Our Longarm Renters are Quilting Half Square Triangles and Flying Geese

Danielle Made this Flying Geese Quilt with a Layer Cake

Half square triangles are one of the most basic shapes in quilting. But there is a specific type of triangle used in quilting called “Flying Geese”. Flying geese are rectangular blocks with half square triangles in a contrasting color on two corners. They kind of resemble the silhouette of a flying bird in the sky. In contrast, two half square triangles which is literally a square cut in half diagonally, will sometimes resemble a flying goose if the fabric is the same or similar. These quilts from our longarm machine renters are excellent examples of half square triangles and flying geese.

Flying Geese

Bill's Flying Geese quilt that he quilted at Quilted Joy

This is a quilt by Bill. He entered this into the Kentucky State Fair and won a shiny blue ribbon! It is an excellent example of flying geese blocks. Instead of placing the flying geese in line or at least close together, he has them separated with the white fabric. It is bright and colorful and just generally a happy quilt. He quilted it with one of our older pantographs called “Popcorn”. It adds a great puffy cloud feeling to all that white space. I think it was an excellent choice.

Longarm Quilting on Bill's Flying Geese Quilt

Danielle Made this Flying Geese Quilt with a Layer Cake

Danielle made this lovely quilt with a layer cake she fell in love with. For those that are unfamiliar with quilting terminology, a layer cake is a pre-cut bundle of fabrics that are 10 inch squares from a single designer. She was thinking about giving this quilt to her father. Danielle is still learning to quilt. So she is picking out small projects that have some new skill for her to learn. This one was clearly about flying geese. I think that is such a great idea. She quilted it with a pantograph called Kashmir, a favorite of our many longarm machine renters. It has floral like petals while still being a generic enough design not to be overly flowery, and fit perfectly on her top.

Longarm Quilting on Danielle's Layer Cake Flying Geese Quilt

Half Square Triangles

Beverly's Half Square Triangle Quilt, longarm quilted at Quilted Joy

In contrast to the first two, Beverly’s quilt is not a flying geese quilt. This is a half square triangle quilt. But the way she has the squares rotated, you can see the flying geese shape right down the center lines both vertically and horizontally. It has a wonderful effect. You can see a secondary design of radiating diamonds. She quilted it with a pantograph called A Little Bit of This. It has the outline shapes of a couple of different leaves. A Little Bit of This goes brilliantly with the overall theme of the fabrics and adds some great curves to all those straight lines. She also found this perfect sage colored tonal scroll backing fabric. The whole quilt is so pretty!
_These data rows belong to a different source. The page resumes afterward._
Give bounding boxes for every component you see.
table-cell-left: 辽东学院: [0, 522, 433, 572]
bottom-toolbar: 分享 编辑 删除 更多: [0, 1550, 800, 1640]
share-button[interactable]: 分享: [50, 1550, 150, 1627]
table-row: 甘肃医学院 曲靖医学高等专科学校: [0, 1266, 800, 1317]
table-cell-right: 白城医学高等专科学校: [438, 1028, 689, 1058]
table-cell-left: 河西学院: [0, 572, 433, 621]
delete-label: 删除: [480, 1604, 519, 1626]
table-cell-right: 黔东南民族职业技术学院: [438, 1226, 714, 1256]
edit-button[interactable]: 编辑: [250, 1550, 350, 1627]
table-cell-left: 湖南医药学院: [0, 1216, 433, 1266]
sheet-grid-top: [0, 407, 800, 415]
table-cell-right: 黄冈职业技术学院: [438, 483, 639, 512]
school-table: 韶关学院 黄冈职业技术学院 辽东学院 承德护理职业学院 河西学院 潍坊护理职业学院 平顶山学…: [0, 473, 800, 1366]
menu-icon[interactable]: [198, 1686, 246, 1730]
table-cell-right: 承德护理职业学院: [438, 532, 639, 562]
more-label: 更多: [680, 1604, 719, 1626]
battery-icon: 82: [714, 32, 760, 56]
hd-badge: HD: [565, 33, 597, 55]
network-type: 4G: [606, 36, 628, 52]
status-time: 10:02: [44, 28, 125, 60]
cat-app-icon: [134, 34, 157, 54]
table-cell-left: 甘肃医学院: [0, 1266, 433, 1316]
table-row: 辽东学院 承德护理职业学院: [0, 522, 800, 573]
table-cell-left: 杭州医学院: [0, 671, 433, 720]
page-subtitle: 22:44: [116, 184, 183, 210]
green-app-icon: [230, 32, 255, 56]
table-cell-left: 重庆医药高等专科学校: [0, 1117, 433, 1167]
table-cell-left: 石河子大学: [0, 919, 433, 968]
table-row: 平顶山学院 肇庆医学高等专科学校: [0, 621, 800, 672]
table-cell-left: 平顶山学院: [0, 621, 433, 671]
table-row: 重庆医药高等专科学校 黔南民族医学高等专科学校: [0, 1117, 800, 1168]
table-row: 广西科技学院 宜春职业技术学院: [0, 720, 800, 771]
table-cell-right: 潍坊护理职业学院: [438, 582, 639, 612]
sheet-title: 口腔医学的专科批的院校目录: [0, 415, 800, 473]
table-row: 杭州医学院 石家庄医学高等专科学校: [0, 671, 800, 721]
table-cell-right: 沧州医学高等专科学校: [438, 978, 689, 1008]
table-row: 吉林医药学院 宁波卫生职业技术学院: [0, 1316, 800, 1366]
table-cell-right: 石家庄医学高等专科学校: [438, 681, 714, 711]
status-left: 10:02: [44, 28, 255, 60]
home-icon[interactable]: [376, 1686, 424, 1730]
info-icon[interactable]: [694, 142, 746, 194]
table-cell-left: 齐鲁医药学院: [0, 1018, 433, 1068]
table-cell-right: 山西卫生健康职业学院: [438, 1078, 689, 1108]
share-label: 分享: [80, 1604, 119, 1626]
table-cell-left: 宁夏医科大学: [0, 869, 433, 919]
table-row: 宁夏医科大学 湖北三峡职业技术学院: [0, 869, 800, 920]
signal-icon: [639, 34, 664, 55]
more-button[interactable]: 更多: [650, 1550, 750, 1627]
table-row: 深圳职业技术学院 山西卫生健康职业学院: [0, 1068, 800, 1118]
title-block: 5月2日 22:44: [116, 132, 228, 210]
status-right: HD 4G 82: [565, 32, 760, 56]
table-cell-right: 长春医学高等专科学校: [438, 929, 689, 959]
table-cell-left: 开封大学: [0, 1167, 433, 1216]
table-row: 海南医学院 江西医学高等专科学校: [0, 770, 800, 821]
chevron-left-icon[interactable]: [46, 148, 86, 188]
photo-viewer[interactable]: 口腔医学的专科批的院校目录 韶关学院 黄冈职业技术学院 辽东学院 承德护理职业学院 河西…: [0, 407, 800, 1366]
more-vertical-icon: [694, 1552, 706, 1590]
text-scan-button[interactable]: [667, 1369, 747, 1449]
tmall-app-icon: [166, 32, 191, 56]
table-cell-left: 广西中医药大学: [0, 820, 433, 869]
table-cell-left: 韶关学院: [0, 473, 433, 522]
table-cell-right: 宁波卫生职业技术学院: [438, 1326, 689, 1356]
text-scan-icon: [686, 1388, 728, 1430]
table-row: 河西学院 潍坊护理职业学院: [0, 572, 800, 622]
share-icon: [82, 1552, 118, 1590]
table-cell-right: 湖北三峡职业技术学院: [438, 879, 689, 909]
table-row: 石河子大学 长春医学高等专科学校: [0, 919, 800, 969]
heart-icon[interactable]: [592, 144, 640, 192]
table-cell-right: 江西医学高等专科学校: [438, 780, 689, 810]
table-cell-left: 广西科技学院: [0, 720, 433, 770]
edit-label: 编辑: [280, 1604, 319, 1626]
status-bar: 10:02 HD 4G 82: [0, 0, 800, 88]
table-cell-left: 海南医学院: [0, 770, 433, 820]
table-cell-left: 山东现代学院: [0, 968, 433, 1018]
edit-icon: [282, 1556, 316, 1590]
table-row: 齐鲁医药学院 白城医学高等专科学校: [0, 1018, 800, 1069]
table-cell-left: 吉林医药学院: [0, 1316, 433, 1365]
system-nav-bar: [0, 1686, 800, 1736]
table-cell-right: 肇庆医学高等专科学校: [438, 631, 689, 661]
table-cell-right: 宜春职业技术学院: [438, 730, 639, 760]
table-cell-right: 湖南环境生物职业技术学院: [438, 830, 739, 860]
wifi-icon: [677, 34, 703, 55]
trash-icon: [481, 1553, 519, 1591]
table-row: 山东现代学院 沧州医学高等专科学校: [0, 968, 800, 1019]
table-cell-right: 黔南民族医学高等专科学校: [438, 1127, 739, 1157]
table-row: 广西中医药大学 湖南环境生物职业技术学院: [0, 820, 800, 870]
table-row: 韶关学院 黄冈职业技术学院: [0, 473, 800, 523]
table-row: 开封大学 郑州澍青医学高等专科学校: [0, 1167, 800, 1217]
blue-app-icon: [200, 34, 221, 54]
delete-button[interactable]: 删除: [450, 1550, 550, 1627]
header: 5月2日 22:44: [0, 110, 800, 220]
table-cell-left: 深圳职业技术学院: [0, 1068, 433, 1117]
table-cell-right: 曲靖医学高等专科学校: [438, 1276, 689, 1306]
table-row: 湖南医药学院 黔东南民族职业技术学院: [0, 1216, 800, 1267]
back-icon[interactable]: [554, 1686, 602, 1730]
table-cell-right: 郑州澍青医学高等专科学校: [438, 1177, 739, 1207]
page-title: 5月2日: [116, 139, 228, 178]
Beverly's Half Square Triangle Quilt with Tonal Scroll Backing Fabric

Derby Day

Colleen's Herringbone Quilt made with Derby Day Fabrics

Finally we have a quilt by Colleen. I grant you they don’t look like triangles, but they do give us some nice chevrons. If you look closely, you can see that it was made with half square triangles like Beverly’s quilt. It is all about how you rotate the square and what you put it next to. Colleen used a line of fabric from local quilter and fabric designer, Melissa Mortenson from PolkaDotChair.com. It’s called Derby Day. The quilt pattern is Herringbone from Missouri Star. I really like all the white breaking up the fabrics. It lets you enjoy the details of the fabric a lot more.

Colleen's Herringbone Quilt with Derby Day Fabrics

She quilted it with an edge to edge pantograph called Bolero. It is a type of meander that forms long S like curves all over the quilt. It adds a lot of curving movement on a quilt that has a lot of straight lines.

So if you think that Danielle had a good idea about picking small quilts with a single new skill is a great idea, try one with half square triangles and flying geese.  There are so many great designs that you can get out of one simple block. It is all about how you turn them.